Зато Июлия моментально вскипела.
— И поухаживаю! — рявкнула она, выхватывая ведро из рук Рагнара. — Можно подумать, я там чего-то не видела! И вообще, уходите все, надоели своими воплями, у меня самой голова разболелась, при том, что я здорова! Даже не представляю, как плохо раненому!
И отвернулась к раковине, чтобы намочить холодной водой кусок марли, игнорируя многозначительные ухмылки и перемигивания за спиной.

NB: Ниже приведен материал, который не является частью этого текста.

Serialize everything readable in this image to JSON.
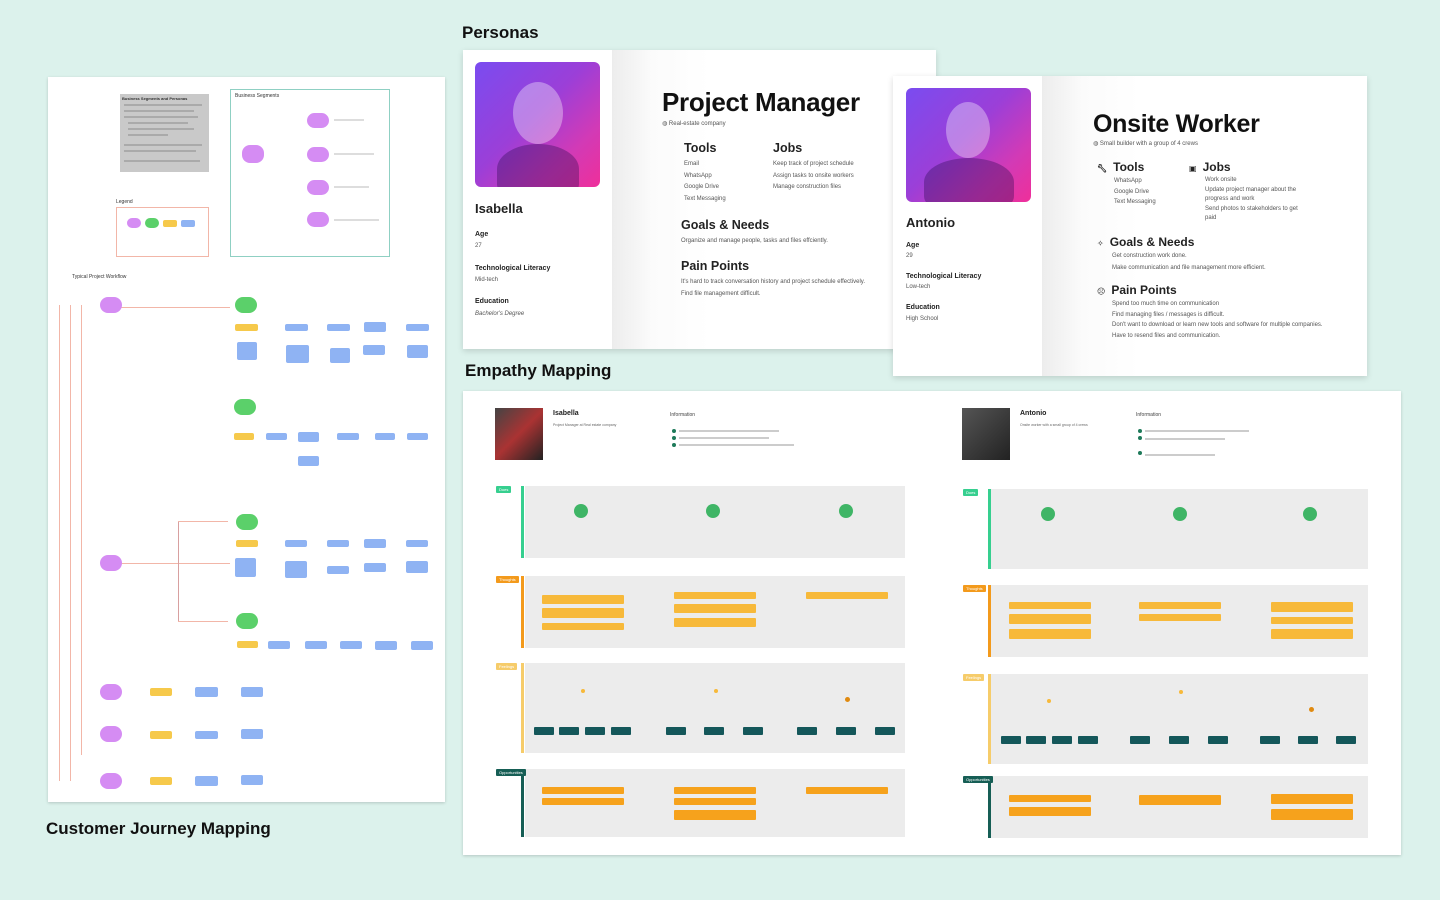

Когда комната опустела, Гелиос разлепил опухшие веки и с трудом улыбнулся.
— Вот это была всем отповедям отповедь. Только я что-то не могу вспомнить, когда именно ты, кхм, чего-то не видела?
— Так на речке в первые дни, — фыркнула фея, отжимая марлю и осторожно накладывая ее на глаза пострадавшего. — Но я не приглядывалась, честное слово! А вообще, ты не стесняйся, у меня опыт есть, я в студенчестве в больнице подрабатывала, там тоже лежачих было полно, и с катетерами в мочевом пузыре, и обычных. Но в те времена хоть подгузников для взрослых хватало с избытком…

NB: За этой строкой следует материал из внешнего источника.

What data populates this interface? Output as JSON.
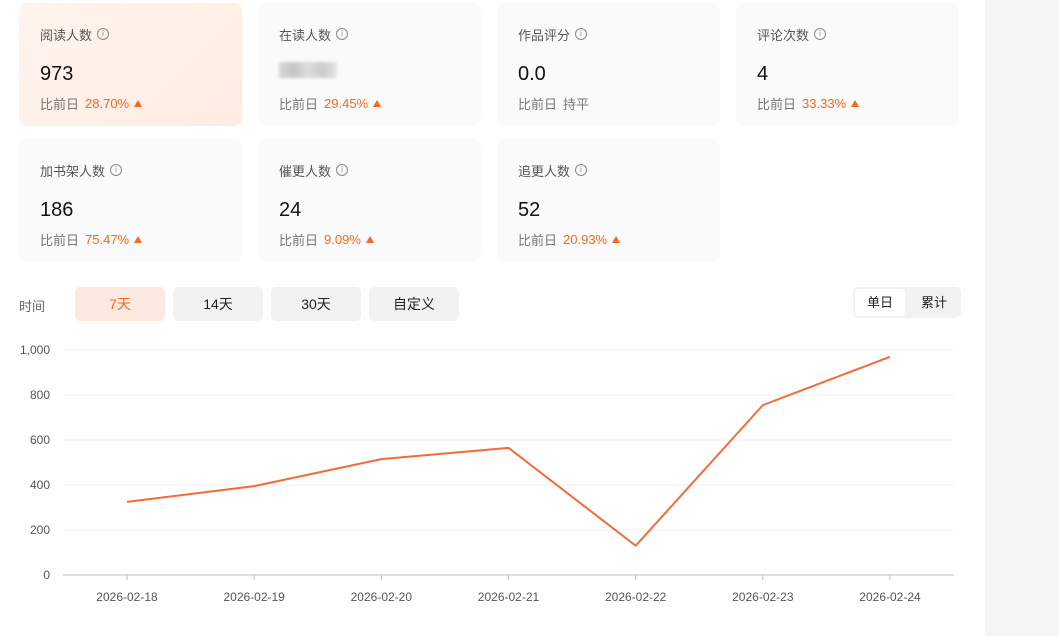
{
  "cards": [
    {
      "title": "阅读人数",
      "value": "973",
      "compare_label": "比前日",
      "compare_value": "28.70%",
      "trend": "up"
    },
    {
      "title": "在读人数",
      "value": "",
      "compare_label": "比前日",
      "compare_value": "29.45%",
      "trend": "up"
    },
    {
      "title": "作品评分",
      "value": "0.0",
      "compare_label": "比前日",
      "compare_value": "持平",
      "trend": "flat"
    },
    {
      "title": "评论次数",
      "value": "4",
      "compare_label": "比前日",
      "compare_value": "33.33%",
      "trend": "up"
    },
    {
      "title": "加书架人数",
      "value": "186",
      "compare_label": "比前日",
      "compare_value": "75.47%",
      "trend": "up"
    },
    {
      "title": "催更人数",
      "value": "24",
      "compare_label": "比前日",
      "compare_value": "9.09%",
      "trend": "up"
    },
    {
      "title": "追更人数",
      "value": "52",
      "compare_label": "比前日",
      "compare_value": "20.93%",
      "trend": "up"
    }
  ],
  "time_label": "时间",
  "ranges": [
    "7天",
    "14天",
    "30天",
    "自定义"
  ],
  "active_range": "7天",
  "modes": [
    "单日",
    "累计"
  ],
  "active_mode": "单日",
  "icons": {
    "info": "info-circle-icon",
    "trend_up": "triangle-up-icon"
  },
  "colors": {
    "accent": "#f06b1f",
    "line": "#f36b3a"
  },
  "chart_data": {
    "type": "line",
    "categories": [
      "2026-02-18",
      "2026-02-19",
      "2026-02-20",
      "2026-02-21",
      "2026-02-22",
      "2026-02-23",
      "2026-02-24"
    ],
    "series": [
      {
        "values": [
          325,
          395,
          515,
          565,
          130,
          755,
          970
        ]
      }
    ],
    "ylim": [
      0,
      1000
    ],
    "yticks": [
      0,
      200,
      400,
      600,
      800,
      1000
    ],
    "ytick_labels": [
      "0",
      "200",
      "400",
      "600",
      "800",
      "1,000"
    ],
    "grid": true
  }
}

— А что такое катетеры и подгузники? — спросил рыжий, блаженно вздыхая — холодный компресс оказался как нельзя кстати.
Июлия, помявшись, объяснила. Гелиос поперхнулся и тут же заявил, что проклянет каждого, кто посмеет к нему подойти с эдаким непотребством. И вообще, он не собирается лежать неделю без туалета, душа, зубной пасты и горячих завтраков, а еще всех в бункере переживет, даже Рагнара.
— Охотно верю, — улыбнулась фея, накрывая раненого одеялом. — А теперь попробуй поспать, хорошо?
Гелиос снова вздохнул, и вдруг протянул руку и осторожно погладил девушку по тыльной стороне ладони.
— Посплю, — согласился он. — Только ты не уходи… Пожалуйста.
У Июлии сжалось сердце. Красивый иномирный здоровяк в самом расцвете сил, который совсем недавно спас ей жизнь, сейчас выглядел очень плохо: бледный, с повязкой на голове, между слоями которой светились зеленые кристаллы. На торчащих из-под бинтов рыжих волосах засохла кровь, а губы посинели.
— Не уйду, — шепнула она. — Я рядом посижу, в кресле. Рагнар говорит, что утром будет битва, но тебе драться нельзя, хоть раны и затянутся за пару часов. А я без твоего жизнеогня в драке бесполезна, так что лучше останусь. Слушай, может, тебе водички принести? Правда, после сотрясения с нее тошнит, но пить-то надо.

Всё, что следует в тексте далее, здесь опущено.